Warning when trying to navigate to Mappings (part 2 of 2):

Table or view created for OLE DB Destination

I went to the database and discovered that the table had been created successfully:

Table created successfully

In the value for Name of the table or the view, I replaced [Occupation_FuzzyGrouping] ( with [dbo].[Occupation_FuzzyGrouping]. The warning changed back to Map the columns on the Mappings page. Then I clicked Mappings:

Mappings working properly

The mapping was wrong because it was linking OccupationLabel from Available Input Columns to OccupationLabel from Available Destination Columns:

Wrong mapping

I fixed the mappings by linking OccupationLabel_clean from Available Input Columns to OccupationLabel from Available Destination Columns. Then I clicked OK:

Fix mapping

The explanation of why the mapping was wrong and it had to be fixed, was because the OccupationLabel Output Alias returns several rows, while OccupationLabel_clean Group Output Alias returns the grouping of all those rows. For example, OccupationLabel Output Alias would return CUST SERVICE REP., CUSTOMER SERVICE REPRESENTATIVE, CUSTOMER SERVICE REP, CUTSOMER SERIVCE REPRESENTATIVE, and CUSTOMER SERIVCE REP; while OccupationLabel_clean Group Output Alias would only return CUSTOMER SERVICE REPRESENTATIVE:

Explain difference between Output Alias and Group Output Alias

I right clicked on the package and then clicked Execute Package:

Execute Package

The execution was successful, returning 6 rows from the original input of 22 rows:

Successful execution

I clicked Progress and scrolled all the way down to see how the execution was completed successfully. Its elapsed time was 21.563 seconds:

Show elapsed time

The final output contains only 6 rows, without duplicates, which were written to the database:

Final result written to database

What happens behind the scenes? In order to find out, I deleted the Conditional Split Transformation. I connected Fuzzy Grouping to OLE DB Destination. Then I double clicked Fuzzy Grouping:

Delete Conditional Split Transformation

I clicked the Advanced tab:

Click the Advanced tab

I changed the Similarity threshold to 0.00 and clicked OK:

Change Similarity threshold to 0

I deleted my Occupation_FuzzyGrouping table that I had previously used as my destination of final results.

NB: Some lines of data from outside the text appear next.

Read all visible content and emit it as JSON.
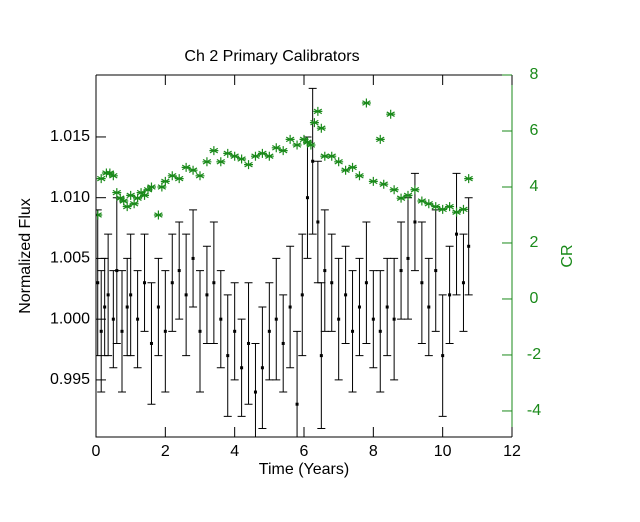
{
  "chart_data": {
    "type": "scatter",
    "title": "Ch 2 Primary Calibrators",
    "xlabel": "Time (Years)",
    "ylabel": "Normalized Flux",
    "y2label": "CR",
    "xlim": [
      0,
      12
    ],
    "xticks": [
      0,
      2,
      4,
      6,
      8,
      10,
      12
    ],
    "ylim": [
      0.9903,
      1.0201
    ],
    "yticks": [
      0.995,
      {
        "value": 1,
        "label": "1.000"
      },
      1.005,
      {
        "value": 1.01,
        "label": "1.010"
      },
      1.015
    ],
    "y2lim": [
      -4.93,
      8
    ],
    "y2ticks": [
      -4,
      -2,
      0,
      2,
      4,
      6,
      8
    ],
    "y2color": "#1a8a1a",
    "series": [
      {
        "color": "#000000",
        "marker": "dot",
        "x": [
          0.05,
          0.15,
          0.25,
          0.35,
          0.5,
          0.6,
          0.75,
          0.9,
          1.0,
          1.2,
          1.4,
          1.6,
          1.8,
          2.0,
          2.2,
          2.4,
          2.6,
          2.8,
          3.0,
          3.2,
          3.4,
          3.6,
          3.8,
          4.0,
          4.2,
          4.4,
          4.6,
          4.8,
          5.0,
          5.2,
          5.4,
          5.6,
          5.8,
          5.95,
          6.1,
          6.25,
          6.4,
          6.5,
          6.6,
          6.8,
          7.0,
          7.2,
          7.4,
          7.6,
          7.8,
          8.0,
          8.2,
          8.4,
          8.6,
          8.8,
          9.0,
          9.2,
          9.4,
          9.6,
          9.8,
          10.0,
          10.2,
          10.4,
          10.6,
          10.75
        ],
        "values": [
          1.003,
          0.999,
          1.001,
          1.002,
          1.0,
          1.004,
          0.999,
          1.001,
          1.002,
          1.0,
          1.003,
          0.998,
          1.001,
          0.999,
          1.003,
          1.004,
          1.002,
          1.005,
          0.999,
          1.002,
          1.003,
          1.0,
          0.997,
          0.999,
          0.996,
          0.998,
          0.994,
          0.996,
          0.999,
          1.0,
          0.998,
          1.001,
          0.993,
          1.002,
          1.01,
          1.013,
          1.008,
          0.997,
          1.004,
          1.003,
          1.0,
          1.002,
          0.999,
          1.001,
          1.003,
          1.0,
          0.999,
          1.001,
          1.0,
          1.004,
          1.005,
          1.008,
          1.003,
          1.001,
          1.004,
          0.997,
          1.002,
          1.007,
          1.003,
          1.006
        ],
        "errors": [
          0.006,
          0.005,
          0.004,
          0.005,
          0.004,
          0.006,
          0.005,
          0.004,
          0.005,
          0.004,
          0.004,
          0.005,
          0.004,
          0.005,
          0.004,
          0.004,
          0.005,
          0.004,
          0.005,
          0.004,
          0.005,
          0.004,
          0.005,
          0.004,
          0.004,
          0.005,
          0.004,
          0.005,
          0.004,
          0.005,
          0.004,
          0.005,
          0.006,
          0.005,
          0.005,
          0.006,
          0.005,
          0.006,
          0.005,
          0.004,
          0.005,
          0.004,
          0.005,
          0.004,
          0.005,
          0.004,
          0.005,
          0.004,
          0.005,
          0.004,
          0.005,
          0.004,
          0.005,
          0.004,
          0.005,
          0.005,
          0.004,
          0.005,
          0.004,
          0.004
        ]
      },
      {
        "color": "#1a8a1a",
        "marker": "star",
        "axis": "y2",
        "x": [
          0.05,
          0.15,
          0.3,
          0.4,
          0.5,
          0.6,
          0.7,
          0.8,
          0.9,
          1.0,
          1.1,
          1.2,
          1.3,
          1.4,
          1.5,
          1.6,
          1.8,
          1.9,
          2.0,
          2.2,
          2.4,
          2.6,
          2.8,
          3.0,
          3.2,
          3.4,
          3.6,
          3.8,
          4.0,
          4.2,
          4.4,
          4.6,
          4.8,
          5.0,
          5.2,
          5.4,
          5.6,
          5.8,
          6.0,
          6.1,
          6.2,
          6.3,
          6.4,
          6.5,
          6.6,
          6.8,
          7.0,
          7.2,
          7.4,
          7.6,
          7.8,
          8.0,
          8.2,
          8.3,
          8.5,
          8.6,
          8.8,
          9.0,
          9.2,
          9.4,
          9.6,
          9.8,
          10.0,
          10.2,
          10.4,
          10.6,
          10.75
        ],
        "values": [
          3,
          4.3,
          4.5,
          4.5,
          4.4,
          3.8,
          3.6,
          3.5,
          3.3,
          3.7,
          3.4,
          3.6,
          3.8,
          3.7,
          3.9,
          4.0,
          3.0,
          4.0,
          4.2,
          4.4,
          4.3,
          4.7,
          4.6,
          4.4,
          4.9,
          5.3,
          4.9,
          5.2,
          5.1,
          5.0,
          4.8,
          5.1,
          5.2,
          5.1,
          5.4,
          5.3,
          5.7,
          5.5,
          5.7,
          5.6,
          5.5,
          6.3,
          6.7,
          6.1,
          5.1,
          5.1,
          4.9,
          4.6,
          4.7,
          4.4,
          7.0,
          4.2,
          5.7,
          4.1,
          6.6,
          3.9,
          3.6,
          3.7,
          3.9,
          3.5,
          3.4,
          3.3,
          3.2,
          3.3,
          3.1,
          3.2,
          4.3
        ]
      }
    ]
  }
}
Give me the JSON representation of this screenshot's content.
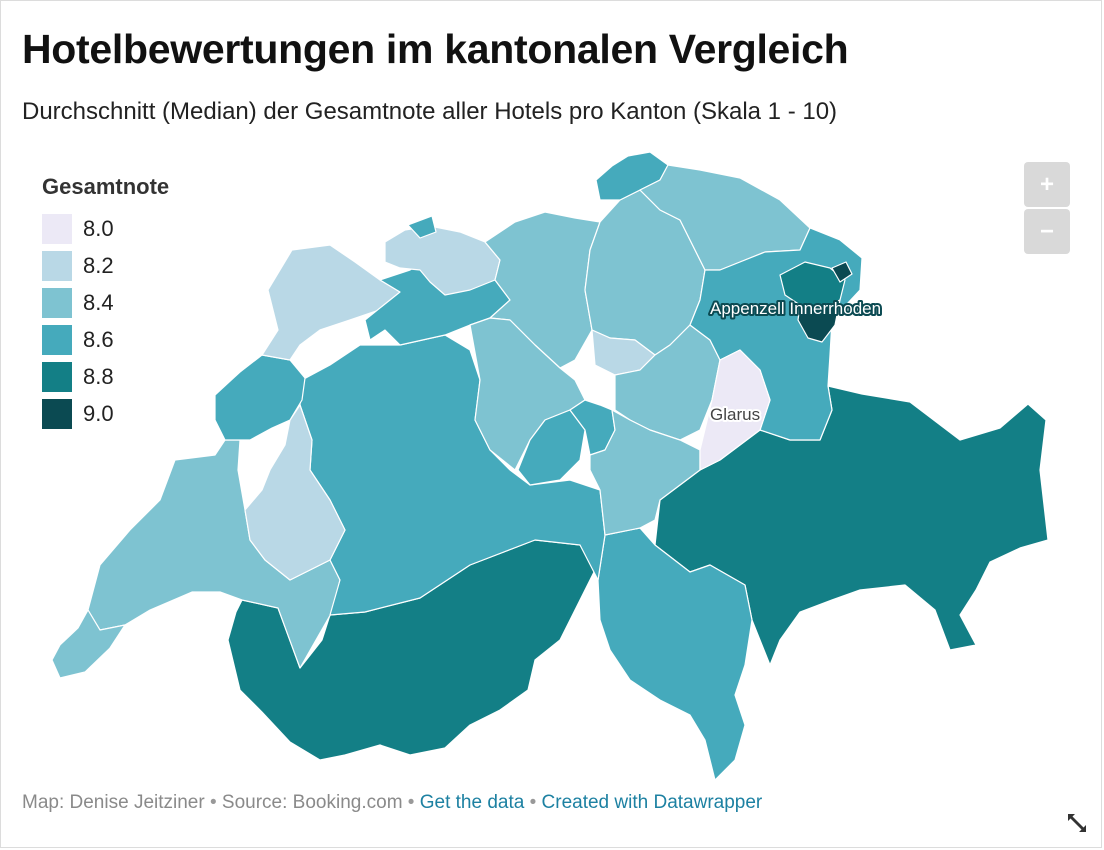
{
  "header": {
    "title": "Hotelbewertungen im kantonalen Vergleich",
    "subtitle": "Durchschnitt (Median) der Gesamtnote aller Hotels pro Kanton (Skala 1 - 10)"
  },
  "legend": {
    "title": "Gesamtnote",
    "items": [
      {
        "label": "8.0",
        "color": "#ece9f6"
      },
      {
        "label": "8.2",
        "color": "#b9d8e6"
      },
      {
        "label": "8.4",
        "color": "#7ec3d1"
      },
      {
        "label": "8.6",
        "color": "#45aabc"
      },
      {
        "label": "8.8",
        "color": "#137f86"
      },
      {
        "label": "9.0",
        "color": "#0b4a52"
      }
    ]
  },
  "map": {
    "labels": {
      "appenzell_innerrhoden": "Appenzell Innerrhoden",
      "glarus": "Glarus"
    },
    "regions": [
      {
        "id": "graubuenden",
        "value": 8.8
      },
      {
        "id": "wallis",
        "value": 8.8
      },
      {
        "id": "bern",
        "value": 8.6
      },
      {
        "id": "tessin",
        "value": 8.6
      },
      {
        "id": "waadt",
        "value": 8.4
      },
      {
        "id": "zuerich",
        "value": 8.4
      },
      {
        "id": "st_gallen",
        "value": 8.6
      },
      {
        "id": "appenzell_innerrhoden",
        "value": 9.0
      },
      {
        "id": "glarus",
        "value": 8.0
      },
      {
        "id": "uri",
        "value": 8.4
      },
      {
        "id": "schwyz",
        "value": 8.4
      },
      {
        "id": "zug",
        "value": 8.2
      },
      {
        "id": "luzern",
        "value": 8.4
      },
      {
        "id": "obwalden",
        "value": 8.6
      },
      {
        "id": "nidwalden",
        "value": 8.6
      },
      {
        "id": "aargau",
        "value": 8.4
      },
      {
        "id": "basel_landschaft",
        "value": 8.2
      },
      {
        "id": "basel_stadt",
        "value": 8.6
      },
      {
        "id": "solothurn",
        "value": 8.6
      },
      {
        "id": "jura",
        "value": 8.2
      },
      {
        "id": "neuenburg",
        "value": 8.6
      },
      {
        "id": "freiburg",
        "value": 8.2
      },
      {
        "id": "genf",
        "value": 8.4
      },
      {
        "id": "schaffhausen",
        "value": 8.6
      },
      {
        "id": "thurgau",
        "value": 8.4
      },
      {
        "id": "appenzell_ausserrhoden",
        "value": 8.8
      }
    ]
  },
  "controls": {
    "zoom_in": "+",
    "zoom_out": "−"
  },
  "footer": {
    "credit": "Map: Denise Jeitziner",
    "source": "Source: Booking.com",
    "get_data": "Get the data",
    "created_with": "Created with Datawrapper",
    "separator": "•"
  }
}
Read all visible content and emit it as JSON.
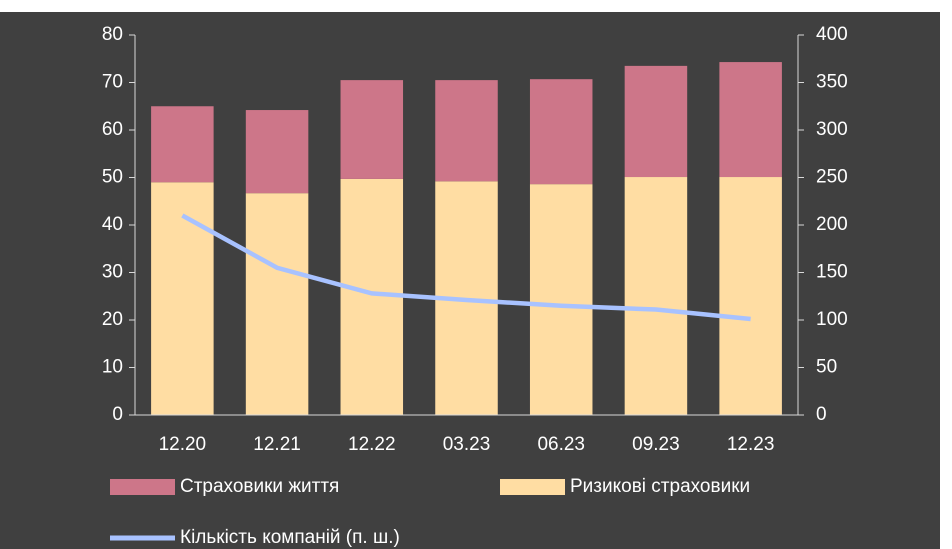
{
  "chart_data": {
    "type": "bar",
    "stacked": true,
    "categories": [
      "12.20",
      "12.21",
      "12.22",
      "03.23",
      "06.23",
      "09.23",
      "12.23"
    ],
    "series": [
      {
        "name": "Страховики життя",
        "color": "#cd7689",
        "values": [
          16,
          17.5,
          20.8,
          21.3,
          22.1,
          23.4,
          24.2
        ]
      },
      {
        "name": "Ризикові страховики",
        "color": "#ffdda3",
        "values": [
          49,
          46.7,
          49.7,
          49.2,
          48.6,
          50.1,
          50.1
        ]
      },
      {
        "name": "Кількість компаній (п. ш.)",
        "type": "line",
        "axis": "y2",
        "color": "#a8c2ff",
        "values": [
          210,
          155,
          128,
          121,
          115,
          111,
          101
        ]
      }
    ],
    "ylim": [
      0,
      80
    ],
    "yticks": [
      0,
      10,
      20,
      30,
      40,
      50,
      60,
      70,
      80
    ],
    "y2lim": [
      0,
      400
    ],
    "y2ticks": [
      0,
      50,
      100,
      150,
      200,
      250,
      300,
      350,
      400
    ],
    "grid": false
  }
}
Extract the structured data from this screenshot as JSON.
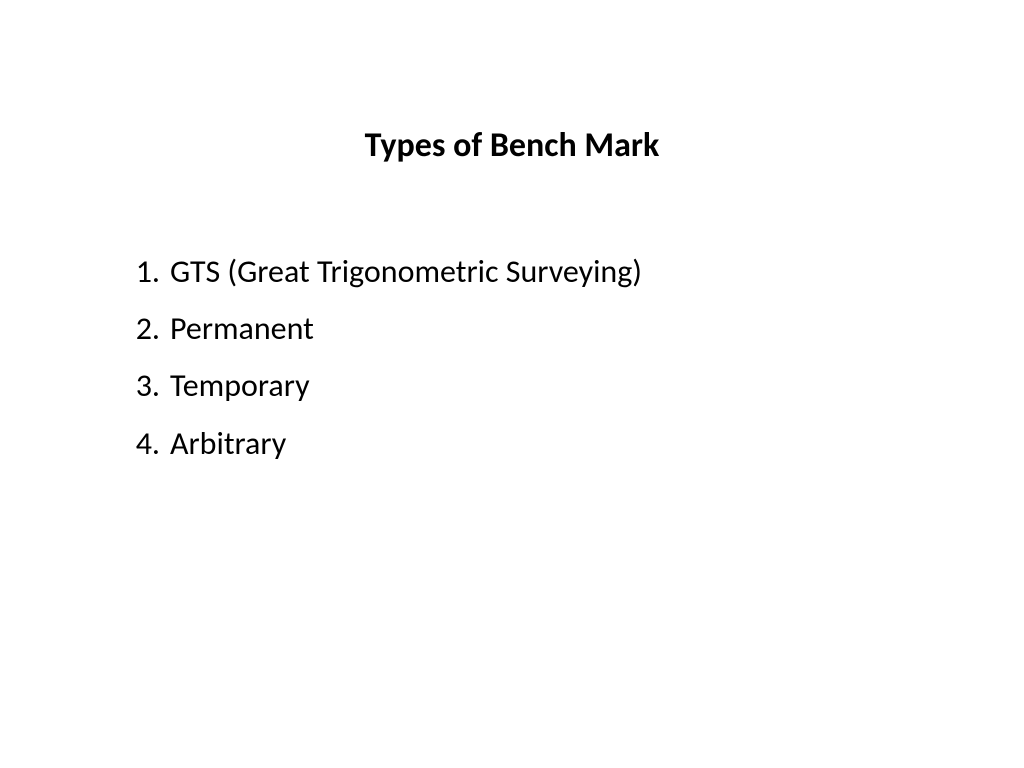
{
  "slide": {
    "title": "Types of Bench Mark",
    "items": [
      "GTS (Great Trigonometric Surveying)",
      "Permanent",
      "Temporary",
      "Arbitrary"
    ],
    "background_color": "#ffffff",
    "text_color": "#000000",
    "title_fontsize": 34,
    "body_fontsize": 32,
    "font_family": "Calibri"
  }
}
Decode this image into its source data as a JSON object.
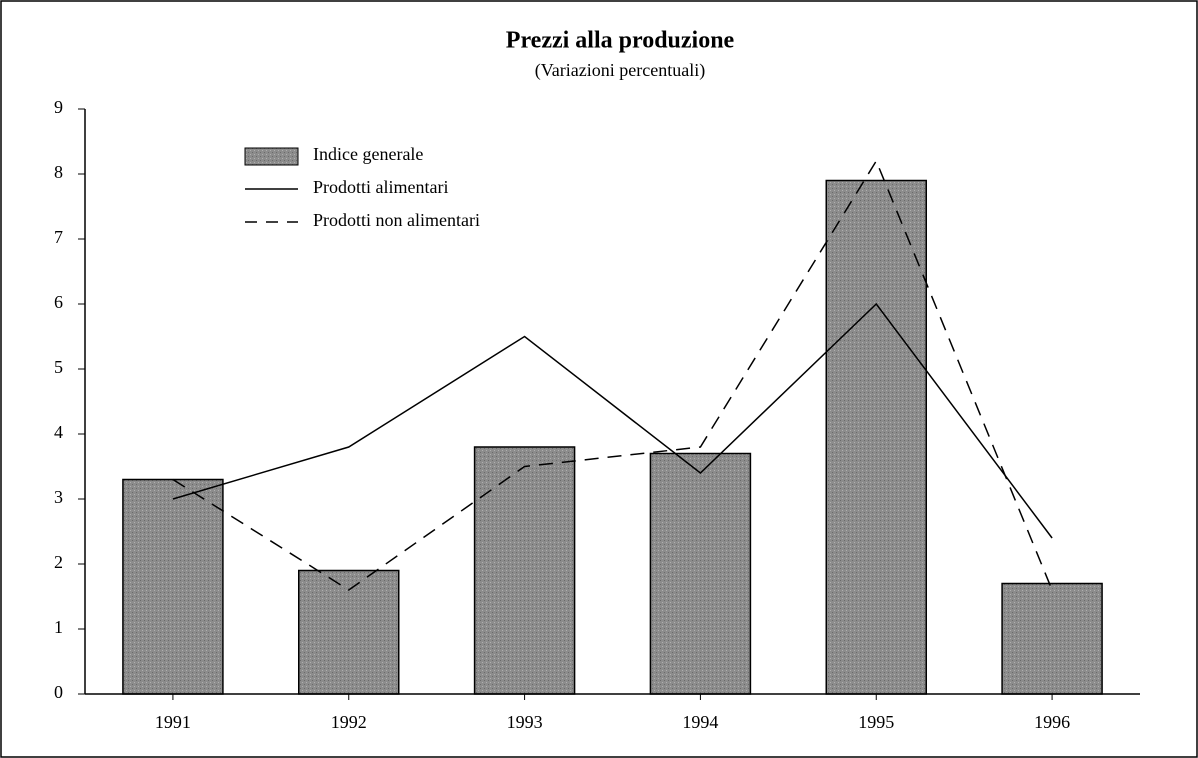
{
  "chart_data": {
    "type": "bar",
    "title": "Prezzi alla produzione",
    "subtitle": "(Variazioni percentuali)",
    "categories": [
      "1991",
      "1992",
      "1993",
      "1994",
      "1995",
      "1996"
    ],
    "series": [
      {
        "name": "Indice generale",
        "kind": "bar",
        "color": "#8c8c8c",
        "values": [
          3.3,
          1.9,
          3.8,
          3.7,
          7.9,
          1.7
        ]
      },
      {
        "name": "Prodotti alimentari",
        "kind": "line",
        "color": "#000000",
        "values": [
          3.0,
          3.8,
          5.5,
          3.4,
          6.0,
          2.4
        ]
      },
      {
        "name": "Prodotti non alimentari",
        "kind": "dashed",
        "color": "#000000",
        "values": [
          3.3,
          1.6,
          3.5,
          3.8,
          8.2,
          1.6
        ]
      }
    ],
    "ylim": [
      0,
      9
    ],
    "yticks": [
      0,
      1,
      2,
      3,
      4,
      5,
      6,
      7,
      8,
      9
    ],
    "legend": "top-left"
  }
}
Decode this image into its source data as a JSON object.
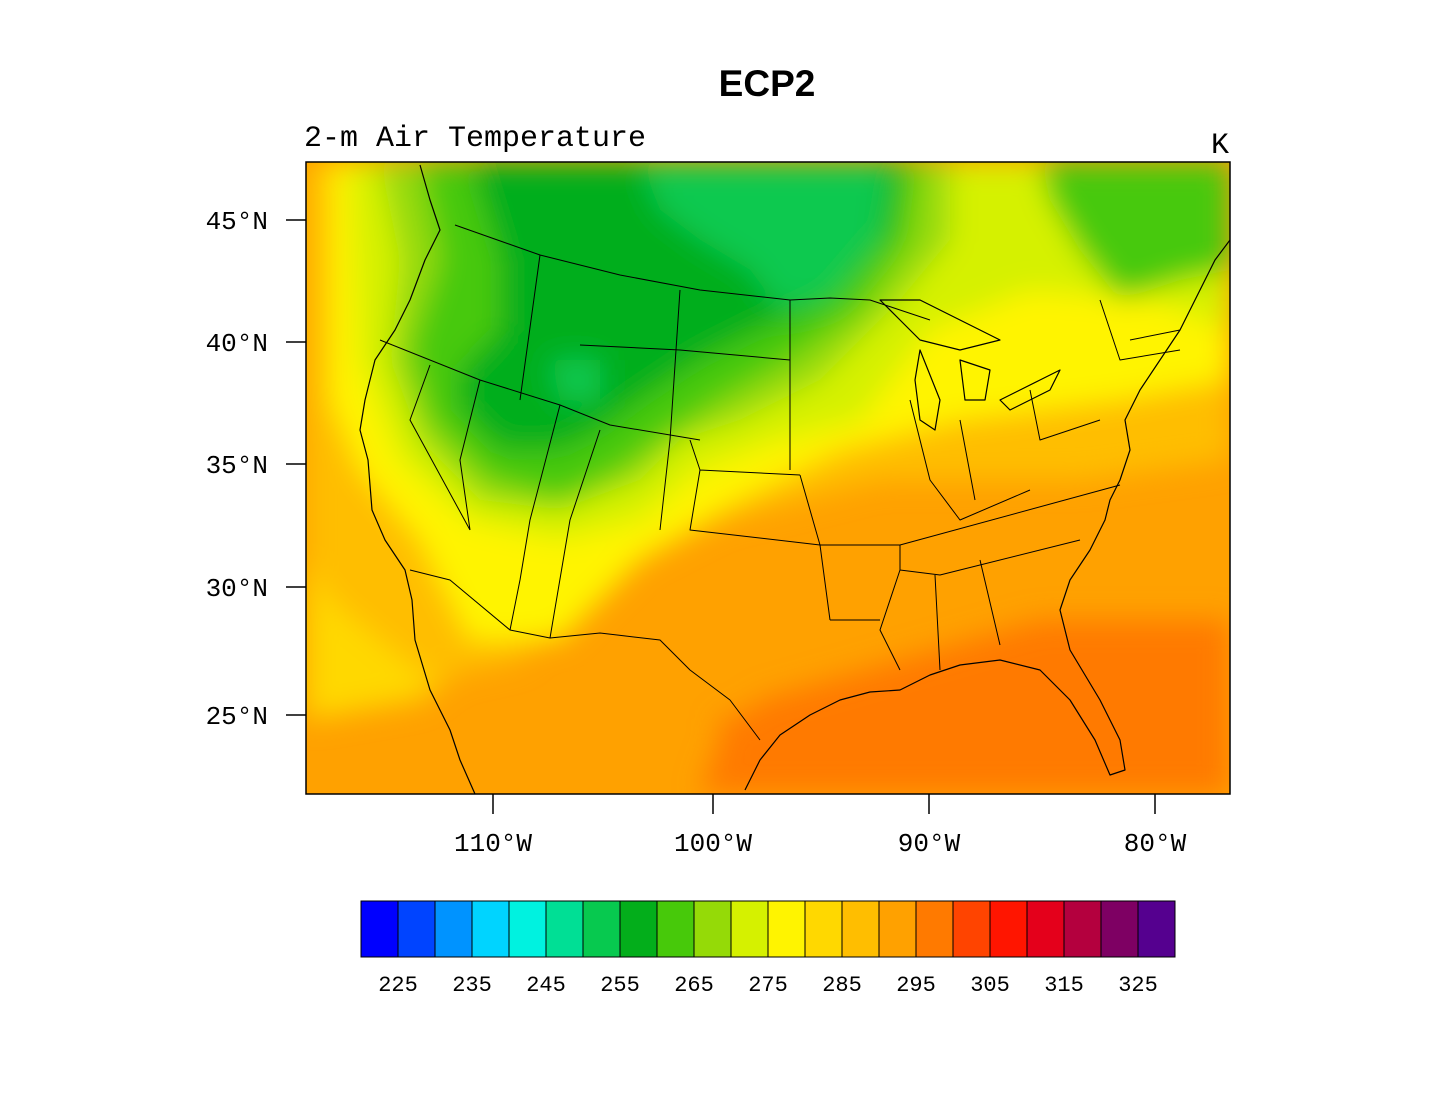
{
  "title": "ECP2",
  "left_string": "2-m Air Temperature",
  "right_string": "K",
  "lat_ticks": [
    "45°N",
    "40°N",
    "35°N",
    "30°N",
    "25°N"
  ],
  "lon_ticks": [
    "110°W",
    "100°W",
    "90°W",
    "80°W"
  ],
  "colorbar": {
    "labels": [
      "225",
      "235",
      "245",
      "255",
      "265",
      "275",
      "285",
      "295",
      "305",
      "315",
      "325"
    ],
    "colors": [
      "#0000ff",
      "#0044ff",
      "#0093ff",
      "#00d4ff",
      "#00f2e0",
      "#00df95",
      "#07c94f",
      "#03ae1b",
      "#47c90a",
      "#95da07",
      "#d5f100",
      "#fff400",
      "#ffd800",
      "#ffbe00",
      "#ffa100",
      "#ff7a00",
      "#ff4400",
      "#ff1500",
      "#e4001b",
      "#b4003e",
      "#7e0063",
      "#55008f"
    ]
  },
  "field": {
    "colors": {
      "green_dark": "#03ae1b",
      "green_mid": "#07c94f",
      "green_light": "#47c90a",
      "yellow_green": "#95da07",
      "lime": "#d5f100",
      "yellow": "#fff400",
      "gold": "#ffd800",
      "amber": "#ffbe00",
      "orange_light": "#ffa100",
      "orange": "#ff7a00",
      "orange_red": "#ff4400"
    }
  }
}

After deleting it, I created a table with the same name, but with another set of fields. In order to do that, I started by double clicking OLE Destination DB:

Double click OLE Destination DB

I clicked New...:

Click New...

I provided the following code in the Create Table pop-up box:

CREATE TABLE [Occupation_FuzzyGrouping] (
  [_key_in] int,
  [_key_out] int,
  [_score] real,
  [OccupationLabel] varchar(50),
  [OccupationLabel_clean] varchar(50),
  [_Similarity_OccupationLabel] real
)

I clicked OK. As soon as the OK button was clicked, the new table was created in the database:

Provide code to create new table

I confirmed from the database that my table was created successfully:

New table created successfully

I clicked Mappings:

Click Mappings

I did not change anything. The mappings were already correct as I needed it, autimatically done by the tool based on exactly matching names. I clicked OK:

See Mappings and click OK

Click Start to execute the package:

Click Start to execute the package

From an input of 22 rows, the output is also 22 rows:

Show output of 22 rows

This was the result in the database:

Result in database with 0.00 Similarity threshold

I deleted all rows from the Occupation_FuzzyGrouping table. I changed the Similarity threshold to 0.99:

Change Similarity threshold to 0.99

I executed the package again. This was the new result in the database:

Results with 0.99 Similarity threshold

I deleted all rows from the Occupation_FuzzyGrouping table. I changed the Similarity threshold to 0.5:

Change Similarity threshold to 0.5

I executed the package again. This was the new result in the database:

Final result with 0.5 Similarity threshold

Notice how all values in _Similarity_OccupationLabel are higher than 0.5. That is because 0.5 was used as the Similarity threshold from the Fuzzy Grouping Transformation Editor. Observe how the query SELECT DISTINCT OccupationLabel_clean FROM Occupation_FuzzyGrouping returns the same 6 rows that had previously been obtained from the SSIS package, when writing to the Occupation_FuzzyGrouping table that had only two fields: OccupationID and OccupationLabel. Modifying it and writing to a table with more fields, I did it with the purpose of showing and explaining a little deeper part of what happends behand the scenes to obtain the desired final output:

Show final output

It almost feels like a spelling correction system, where if the value in the left column is not exactly the same as the value in the right column, we could ask, "Did you mean this?" offering the value in the right column as a suggestion:

Did you mean this feature to suggest values
Published: 5:59 AM GMT · Dec 12, 2023